Cryptic Studios, the developer of Champions Online and Star Trek Online, has released a statement today informing their customers who play both of the aforementioned titles that they’ve encountered a security breach that occurred back in December of 2010. Evidence of unauthorized access to their customer database was found with information such as usernames, handles, and encrypted passwords being compromised. The company has stressed that there has been no evidence that credit card data was taken, although it is possible that this data was also accessed.
As for what information that the culprit may have had access to, the statement explains:
“While we have no evidence that any other information was taken by the intruder, it is possible that the intruder was able to access additional account information. If they did so, the first and last name, e-mail address, date of birth (if provided to Cryptic Studios), billing address, and the first six digits and the last four digits of credit cards registered on the site may have been accessed.

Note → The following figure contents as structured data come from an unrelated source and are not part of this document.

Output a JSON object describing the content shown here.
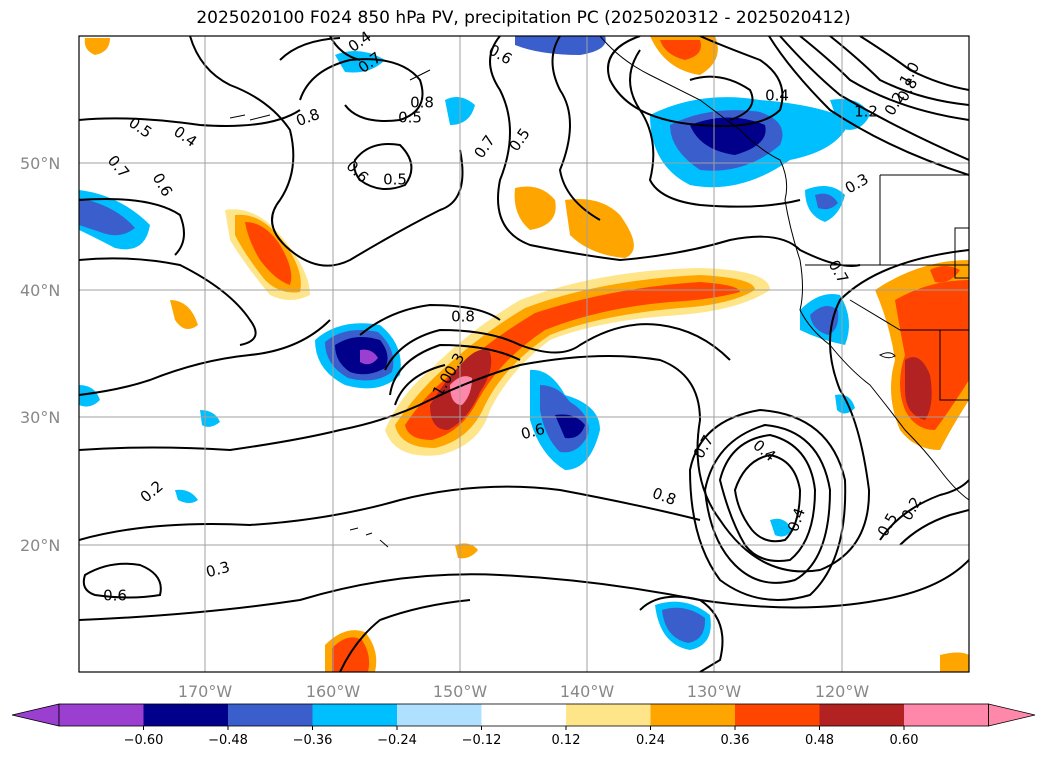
{
  "title": "2025020100 F024 850 hPa PV, precipitation PC (2025020312 - 2025020412)",
  "lat_labels": [
    "50°N",
    "40°N",
    "30°N",
    "20°N"
  ],
  "lon_labels": [
    "170°W",
    "160°W",
    "150°W",
    "140°W",
    "130°W",
    "120°W"
  ],
  "contour_labels": [
    "0.5",
    "0.4",
    "0.7",
    "0.6",
    "0.8",
    "0.5",
    "0.4",
    "0.7",
    "0.8",
    "0.6",
    "0.5",
    "0.7",
    "0.5",
    "0.6",
    "0.4",
    "1.2",
    "1.0",
    "0.8",
    "0.2",
    "0.3",
    "0.7",
    "0.8",
    "1.0",
    "0.3",
    "0.6",
    "0.7",
    "0.4",
    "0.8",
    "0.4",
    "0.5",
    "0.2",
    "0.2",
    "0.3",
    "0.6"
  ],
  "colorbar": {
    "ticks": [
      "−0.60",
      "−0.48",
      "−0.36",
      "−0.24",
      "−0.12",
      "0.12",
      "0.24",
      "0.36",
      "0.48",
      "0.60"
    ],
    "colors": [
      "#9b3fd0",
      "#00008b",
      "#3a5fcd",
      "#00bfff",
      "#b0e0ff",
      "#ffffff",
      "#ffe58a",
      "#ffa500",
      "#ff4500",
      "#b22222",
      "#ff88aa",
      "#ff88aa"
    ]
  }
}
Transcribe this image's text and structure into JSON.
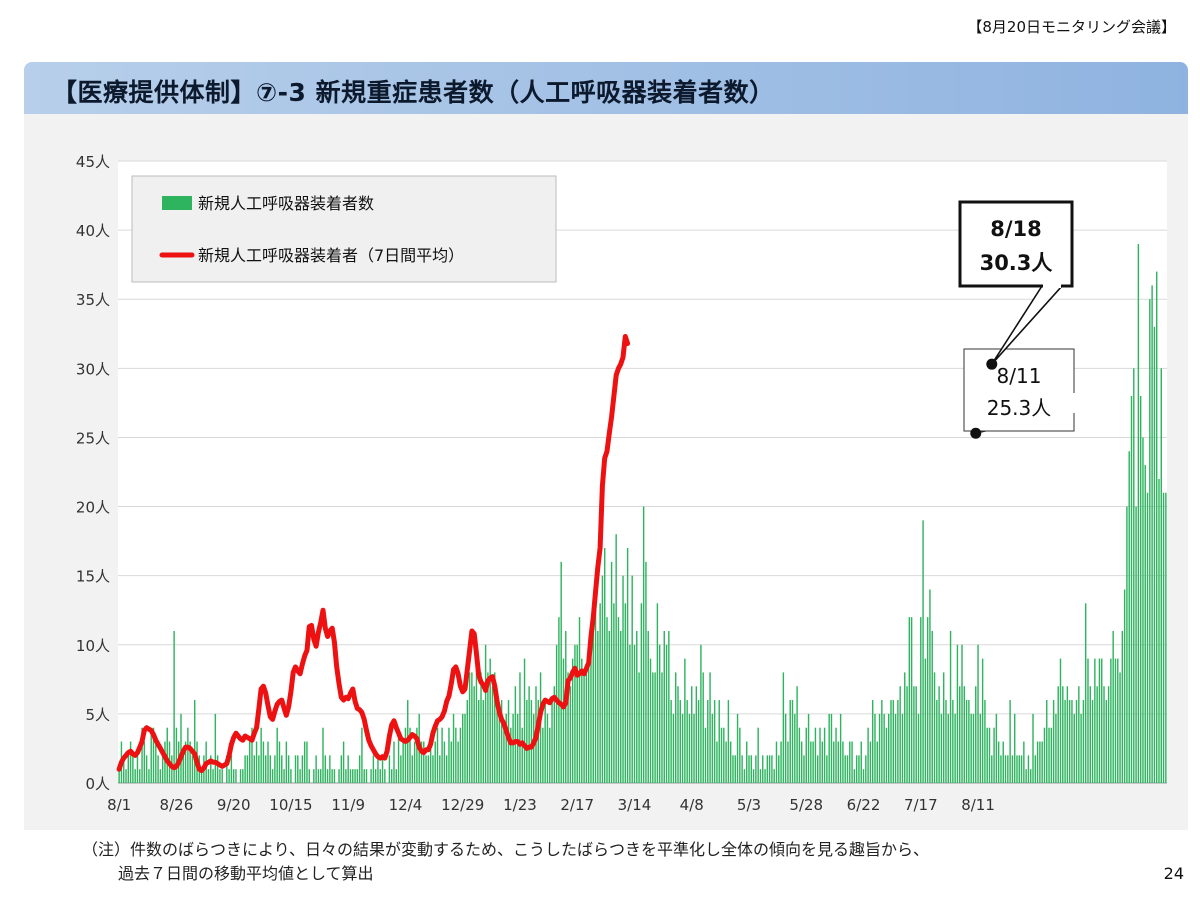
{
  "header": {
    "meeting_tag": "【8月20日モニタリング会議】"
  },
  "title": "【医療提供体制】⑦-3 新規重症患者数（人工呼吸器装着者数）",
  "note": {
    "line1": "（注）件数のばらつきにより、日々の結果が変動するため、こうしたばらつきを平準化し全体の傾向を見る趣旨から、",
    "line2": "過去７日間の移動平均値として算出"
  },
  "page_number": "24",
  "colors": {
    "bar": "#2eb35f",
    "line": "#ee1111",
    "title_bar": "#9dbde5",
    "plot_bg": "#ffffff",
    "panel_bg": "#f2f2f2"
  },
  "chart_data": {
    "type": "bar",
    "ylim": [
      0,
      45
    ],
    "y_ticks": [
      "0人",
      "5人",
      "10人",
      "15人",
      "20人",
      "25人",
      "30人",
      "35人",
      "40人",
      "45人"
    ],
    "x_tick_labels": [
      "8/1",
      "8/26",
      "9/20",
      "10/15",
      "11/9",
      "12/4",
      "12/29",
      "1/23",
      "2/17",
      "3/14",
      "4/8",
      "5/3",
      "5/28",
      "6/22",
      "7/17",
      "8/11"
    ],
    "x_tick_spacing_days": 25,
    "legend": {
      "bars": "新規人工呼吸器装着者数",
      "line": "新規人工呼吸器装着者（7日間平均）",
      "position": "top-left"
    },
    "grid": true,
    "series": [
      {
        "name": "新規人工呼吸器装着者数",
        "type": "bar",
        "values": [
          1,
          3,
          2,
          1,
          2,
          3,
          2,
          1,
          2,
          1,
          4,
          3,
          2,
          1,
          4,
          4,
          3,
          2,
          1,
          2,
          3,
          4,
          3,
          2,
          11,
          4,
          3,
          5,
          2,
          3,
          4,
          3,
          2,
          6,
          3,
          2,
          1,
          2,
          3,
          1,
          2,
          1,
          5,
          2,
          1,
          1,
          0,
          2,
          1,
          2,
          1,
          1,
          0,
          1,
          1,
          2,
          2,
          3,
          4,
          2,
          3,
          2,
          4,
          3,
          2,
          3,
          2,
          1,
          2,
          4,
          3,
          2,
          1,
          3,
          2,
          1,
          0,
          2,
          2,
          1,
          2,
          3,
          3,
          1,
          0,
          1,
          2,
          1,
          1,
          4,
          2,
          1,
          2,
          1,
          1,
          0,
          1,
          2,
          3,
          1,
          2,
          1,
          1,
          1,
          1,
          2,
          4,
          1,
          1,
          0,
          1,
          2,
          1,
          2,
          1,
          2,
          1,
          0,
          2,
          1,
          3,
          1,
          4,
          2,
          3,
          4,
          6,
          4,
          2,
          3,
          4,
          5,
          3,
          3,
          2,
          2,
          3,
          2,
          3,
          4,
          2,
          4,
          3,
          2,
          4,
          3,
          5,
          4,
          3,
          4,
          5,
          5,
          6,
          8,
          8,
          7,
          9,
          6,
          8,
          6,
          10,
          8,
          9,
          7,
          8,
          6,
          5,
          6,
          4,
          5,
          6,
          4,
          5,
          7,
          5,
          8,
          4,
          9,
          6,
          7,
          6,
          5,
          7,
          6,
          8,
          4,
          6,
          5,
          4,
          6,
          7,
          10,
          12,
          16,
          9,
          11,
          8,
          7,
          9,
          10,
          10,
          12,
          9,
          8,
          8,
          10,
          11,
          12,
          14,
          11,
          13,
          15,
          17,
          12,
          11,
          16,
          13,
          18,
          12,
          11,
          15,
          13,
          17,
          10,
          15,
          10,
          11,
          8,
          13,
          20,
          16,
          11,
          9,
          8,
          8,
          13,
          10,
          8,
          11,
          10,
          11,
          6,
          5,
          8,
          7,
          6,
          5,
          9,
          6,
          5,
          7,
          5,
          7,
          6,
          10,
          8,
          4,
          6,
          8,
          5,
          6,
          3,
          6,
          4,
          4,
          3,
          6,
          3,
          2,
          2,
          5,
          4,
          2,
          1,
          3,
          2,
          2,
          1,
          2,
          4,
          1,
          2,
          1,
          2,
          2,
          2,
          1,
          3,
          2,
          3,
          8,
          5,
          3,
          6,
          6,
          5,
          7,
          4,
          3,
          2,
          4,
          5,
          3,
          3,
          4,
          2,
          4,
          3,
          4,
          2,
          5,
          5,
          3,
          4,
          3,
          5,
          3,
          2,
          2,
          3,
          3,
          1,
          2,
          2,
          3,
          1,
          2,
          4,
          3,
          6,
          5,
          3,
          5,
          6,
          5,
          4,
          5,
          6,
          6,
          5,
          6,
          7,
          5,
          8,
          7,
          12,
          12,
          7,
          7,
          5,
          12,
          19,
          9,
          12,
          14,
          11,
          8,
          6,
          7,
          5,
          8,
          6,
          5,
          11,
          6,
          5,
          10,
          7,
          10,
          7,
          6,
          6,
          5,
          5,
          7,
          10,
          5,
          9,
          6,
          4,
          4,
          2,
          4,
          5,
          3,
          2,
          3,
          2,
          2,
          6,
          2,
          5,
          2,
          2,
          2,
          3,
          1,
          2,
          1,
          5,
          2,
          3,
          3,
          3,
          4,
          6,
          4,
          4,
          6,
          5,
          7,
          9,
          7,
          6,
          7,
          6,
          6,
          5,
          6,
          7,
          5,
          6,
          13,
          9,
          7,
          6,
          9,
          7,
          9,
          9,
          7,
          6,
          7,
          9,
          11,
          9,
          9,
          8,
          11,
          14,
          20,
          24,
          28,
          30,
          20,
          39,
          28,
          25,
          23,
          21,
          35,
          36,
          33,
          37,
          22,
          30,
          21,
          21
        ],
        "color": "#2eb35f"
      },
      {
        "name": "新規人工呼吸器装着者（7日間平均）",
        "type": "line",
        "x_start": 0,
        "values": [
          1.0,
          1.5,
          1.8,
          2.0,
          2.2,
          2.3,
          2.1,
          2.0,
          2.2,
          2.6,
          3.0,
          3.8,
          4.0,
          3.9,
          3.8,
          3.5,
          3.1,
          2.8,
          2.5,
          2.2,
          1.9,
          1.6,
          1.4,
          1.2,
          1.1,
          1.2,
          1.5,
          1.9,
          2.3,
          2.6,
          2.6,
          2.5,
          2.3,
          2.1,
          1.5,
          1.0,
          0.9,
          1.1,
          1.4,
          1.5,
          1.6,
          1.5,
          1.5,
          1.4,
          1.3,
          1.2,
          1.3,
          1.4,
          2.0,
          2.8,
          3.3,
          3.6,
          3.4,
          3.2,
          3.1,
          3.4,
          3.3,
          3.2,
          3.1,
          3.6,
          4.0,
          5.4,
          6.8,
          7.0,
          6.5,
          5.6,
          4.8,
          4.6,
          5.2,
          5.7,
          5.9,
          6.0,
          5.4,
          4.9,
          5.5,
          6.6,
          8.0,
          8.4,
          8.1,
          7.9,
          8.6,
          9.2,
          9.6,
          11.3,
          11.4,
          10.4,
          9.9,
          10.9,
          11.6,
          12.5,
          11.2,
          10.6,
          11.0,
          11.2,
          10.2,
          8.4,
          7.2,
          6.2,
          6.0,
          6.2,
          6.1,
          6.5,
          6.8,
          5.9,
          5.4,
          5.3,
          5.1,
          4.6,
          3.8,
          3.1,
          2.7,
          2.4,
          2.1,
          1.9,
          1.8,
          1.9,
          1.8,
          2.3,
          3.4,
          4.2,
          4.5,
          4.0,
          3.6,
          3.2,
          3.1,
          3.0,
          3.1,
          3.3,
          3.5,
          3.4,
          3.2,
          2.6,
          2.3,
          2.2,
          2.4,
          2.4,
          2.8,
          3.6,
          4.1,
          4.5,
          4.6,
          4.8,
          5.2,
          5.9,
          6.3,
          7.2,
          8.2,
          8.4,
          7.9,
          7.0,
          6.6,
          6.8,
          8.2,
          9.6,
          11.0,
          10.8,
          9.4,
          7.8,
          7.3,
          7.1,
          6.7,
          7.4,
          7.6,
          7.7,
          7.0,
          5.9,
          5.1,
          4.6,
          4.3,
          3.8,
          3.3,
          2.9,
          2.9,
          3.0,
          3.0,
          2.8,
          2.9,
          2.7,
          2.5,
          2.6,
          2.6,
          2.9,
          3.3,
          4.2,
          5.1,
          5.7,
          6.0,
          5.9,
          5.8,
          6.1,
          6.2,
          6.0,
          5.8,
          5.7,
          5.5,
          5.8,
          7.4,
          7.6,
          8.0,
          8.3,
          7.8,
          7.9,
          8.1,
          7.9,
          8.3,
          8.7,
          10.6,
          12.0,
          13.8,
          15.6,
          17.0,
          21.5,
          23.5,
          24.0,
          25.3,
          26.5,
          28.0,
          29.5,
          30.0,
          30.3,
          30.8,
          32.3,
          31.8
        ],
        "color": "#ee1111"
      }
    ],
    "annotations": [
      {
        "label_date": "8/11",
        "label_value": "25.3人",
        "point": {
          "x": 374,
          "y": 25.3
        }
      },
      {
        "label_date": "8/18",
        "label_value": "30.3人",
        "point": {
          "x": 381,
          "y": 30.3
        }
      }
    ]
  }
}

We have no evidence at this time that any data other than the account name, handle, and encrypted password were accessed for any user.”
Cryptic’s statement went on to say that:
“Cryptic will not contact you in any way, including by e-mail, asking for your credit card number, social security number, or any other personally identifiable information. If you use the same password for other accounts, especially financial accounts or accounts with personal information, we strongly recommend that you change them.”
Cryptic Studios will continue their investigation into the incident.
Analysis: I’m incredibly troubled by the fact that the security breach that has been brought to light today occurred all the way back in 2010. How an incident like that remains unnoticed for such a long period of time is beyond me, even if the data that was accessed by the intruder was limited. On top of that is the fact that as of right now, the possibility that personal information such as credit card details may have been taken, even if there’s no evidence that such information was compromised, isn’t exactly reassuring.
As per usual for incidents such as these, I would advise customers to keep an eye on their accounts if they believe they may have been targeted. Thankfully, Cryptic Studios are promising to take further action in improving their security systems to ensure an incident like this is a one-time event.